We were contacted by Hazel, a 43 year old administration officer, in May 2008. In 2004, she had slipped on a spillage of liquid at work, which had caused her to fall to the floor, fracturing her ankle.

Her leg was immobilised in plaster for several weeks following the accident. Once she was removed from the plaster, she underwent a course of physiotherapy and was expecting her symptoms to resolve.  However, rather than resolving, she started to experience an array of symptoms, including a severe burning pain, swelling, hypersensitivity to touch and discolouration to her skin.

The orthopaedic outpatients department where she had been receiving treatment referred her to a pain clinic. The consultant at the pain clinic diagnosed her as suffering from Complex Regional Pain Syndrome (CRPS).

Hazel instructed a large national firm of solicitors to pursue a claim against her employer.

She initially continued to work following the accident, but was having increasing periods of time off sick, and eventually was signed off on long term sick leave by her general practitioner.

Her employer had admitted liability for causing the initial fall, but disputed any link between the initial fall and the symptoms of CRPS that she was now suffering.  Her solicitors obtained a medical report from an orthopaedic surgeon through a medical reporting agency.  The orthopaedic surgeon was very dismissive of her condition and his opinion was that there was no causal link between her current symptoms and the accident at work.

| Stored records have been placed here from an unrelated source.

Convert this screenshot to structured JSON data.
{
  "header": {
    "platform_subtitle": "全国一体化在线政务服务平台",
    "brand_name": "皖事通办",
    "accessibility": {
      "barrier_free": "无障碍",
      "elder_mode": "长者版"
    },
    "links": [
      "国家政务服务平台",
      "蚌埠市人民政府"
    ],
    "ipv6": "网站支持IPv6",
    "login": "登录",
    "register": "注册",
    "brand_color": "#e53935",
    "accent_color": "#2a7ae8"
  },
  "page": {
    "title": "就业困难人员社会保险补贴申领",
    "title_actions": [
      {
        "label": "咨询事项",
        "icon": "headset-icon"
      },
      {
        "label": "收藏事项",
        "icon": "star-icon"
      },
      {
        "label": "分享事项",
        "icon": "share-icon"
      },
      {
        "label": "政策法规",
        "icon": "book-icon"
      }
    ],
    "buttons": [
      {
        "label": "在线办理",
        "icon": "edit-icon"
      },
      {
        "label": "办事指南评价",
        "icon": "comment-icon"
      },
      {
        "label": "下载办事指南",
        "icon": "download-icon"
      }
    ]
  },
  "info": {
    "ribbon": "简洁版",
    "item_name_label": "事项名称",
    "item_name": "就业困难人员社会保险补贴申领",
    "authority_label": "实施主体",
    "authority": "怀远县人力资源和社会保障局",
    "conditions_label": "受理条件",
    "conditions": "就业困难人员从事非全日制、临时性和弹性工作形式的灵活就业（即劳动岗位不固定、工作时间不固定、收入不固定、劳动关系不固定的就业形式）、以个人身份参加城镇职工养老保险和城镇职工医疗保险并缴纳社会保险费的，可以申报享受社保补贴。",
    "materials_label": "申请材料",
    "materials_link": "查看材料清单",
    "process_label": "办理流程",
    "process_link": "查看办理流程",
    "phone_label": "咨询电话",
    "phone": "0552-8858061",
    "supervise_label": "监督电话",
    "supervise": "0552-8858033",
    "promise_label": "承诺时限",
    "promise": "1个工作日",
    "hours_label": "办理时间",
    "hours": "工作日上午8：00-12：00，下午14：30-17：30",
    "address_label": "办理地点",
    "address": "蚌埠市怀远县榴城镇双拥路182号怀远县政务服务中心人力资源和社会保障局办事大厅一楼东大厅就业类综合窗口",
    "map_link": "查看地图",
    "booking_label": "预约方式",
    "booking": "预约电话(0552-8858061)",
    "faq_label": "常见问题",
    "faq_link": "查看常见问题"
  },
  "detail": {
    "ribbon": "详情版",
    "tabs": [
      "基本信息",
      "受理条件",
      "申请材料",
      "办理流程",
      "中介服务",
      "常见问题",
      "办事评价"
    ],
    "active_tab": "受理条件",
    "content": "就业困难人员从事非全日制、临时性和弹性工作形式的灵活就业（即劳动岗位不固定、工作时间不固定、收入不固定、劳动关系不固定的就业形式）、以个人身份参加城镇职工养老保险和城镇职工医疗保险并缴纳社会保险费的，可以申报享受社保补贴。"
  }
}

Naturally, Hazel was disappointed with this report, but when she raised her concerns with her solicitor, she was told that she would have to accept this opinion unless she was prepared to fund a second opinion herself.

In the meantime, court proceedings had been issued and those proceedings were at a fairly advanced stage when Hazel contacted BLB Solicitors for advice.  At her request, we agreed to take over conduct of her claim.

When we received the papers from her former solicitors, it was clear that it had been wholly inappropriate to obtain a report from an orthopaedic surgeon, given the very clear evidence at that stage that she was suffering from CRPS.  BLB Solicitors applied successfully to the court for permission to obtain, and rely upon, a medical report from a consultant in pain management.  This report subsequently confirmed the diagnosis of CRPS and, importantly for Hazel’s claim, that there was a clear causal link between the CRPS and the original accident at work.  The prognosis, however, was not good, the consultant being of the opinion that Hazel was only likely to be capable of “part time, light employment” in the future.

However, the Defendant would not accept the opinion of our expert in pain management and obtained their own report. The opinion of their own pain management consultant was somewhat more optimistic, particularly in terms of Hazel’s ability to work in the future.  However, following a joint discussion between the two pain management consultants, the expert instructed by the Defendant conceded that Hazel would indeed have significant difficulties in holding down anything other than part time employment in the future.

Thereafter, negotiation ensued and Hazel’s claim settled for £230,000.00.